Katie Perkins

Personal information
- Full name: Katie Teresa Perkins
- Born: 7 July 1988 (age 38) Auckland, New Zealand
- Batting: Right-handed
- Bowling: Right-arm medium
- Role: Batter

International information
- National side: New Zealand (2012–2020);
- ODI debut (cap 124): 25 January 2012 v Australia
- Last ODI: 7 October 2020 v Australia
- T20I debut (cap 37): 20 January 2012 v Australia
- Last T20I: 30 September 2020 v Australia

Domestic team information
- 2006/07–2022/23: Auckland
- 2020/21: Adelaide Strikers

Career statistics
| Competition | WODI | WT20I | WLA | WT20 |
| Matches | 73 | 55 | 208 | 172 |
| Runs scored | 1198 | 448 | 4,668 | 2,699 |
| Batting average | 27.22 | 17.23 | 33.58 | 26.99 |
| 100s/50s | 0/4 | 0/0 | 4/27 | 0/9 |
| Top score | 78 | 34 | 113* | 75* |
| Catches/stumpings | 35/– | 15/– | 95/– | 53/– |
- Source: CricketArchive, 6 March 2023

= Katie Perkins =

New Zealand cricketer (born 1988)

Katie Teresa Perkins (born 7 July 1988) is a New Zealand former cricketer who played as a right-handed batter.
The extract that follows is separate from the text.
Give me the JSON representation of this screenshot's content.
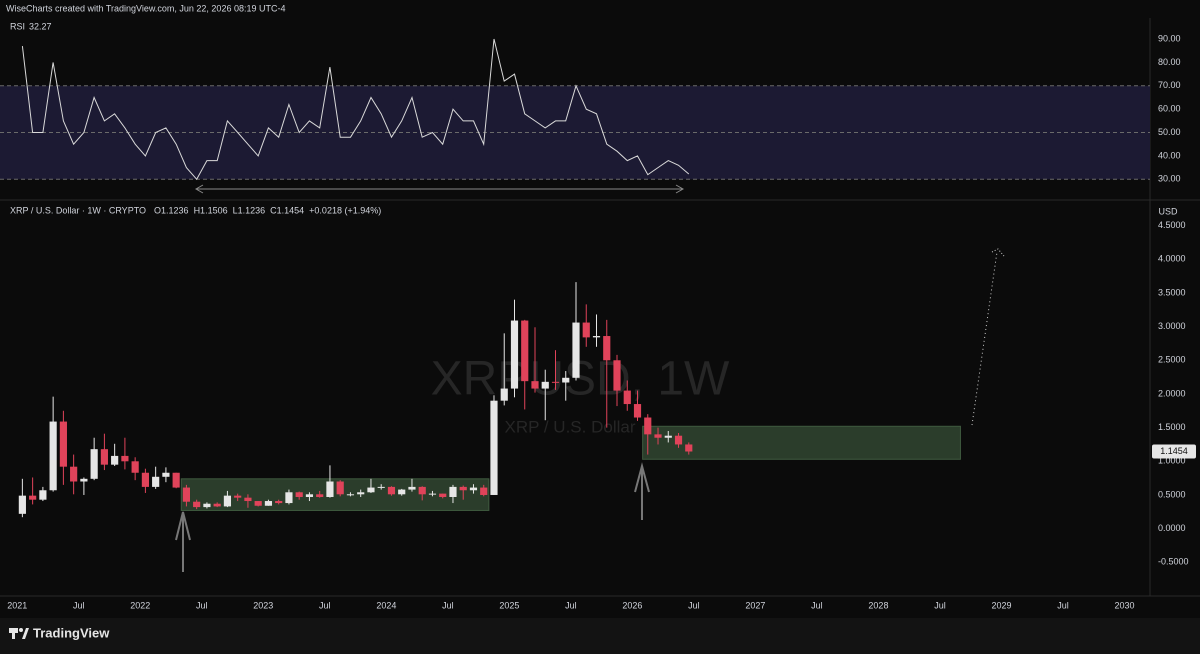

She appeared in 73 One Day Internationals and 55 Twenty20 Internationals for New Zealand between 2012 and 2020. She played domestic cricket for Auckland, as well as playing one match for Adelaide Strikers.

In 2013, she graduated as a police constable from the Royal New Zealand Police College.

==Career==
Perkins made her Women's T20 International cricket (WT20I) debut for New Zealand Women against Australia on 20 January 2012. Five days later, she made her Women's One Day International cricket (WODI) debut against the same team.

In August 2018, she was awarded a central contract by New Zealand Cricket, following the tours of Ireland and England in the previous months. In January 2020, she was named in New Zealand's squad for the 2020 ICC Women's T20 World Cup in Australia.

Perkins retired from all forms of cricket in February 2023.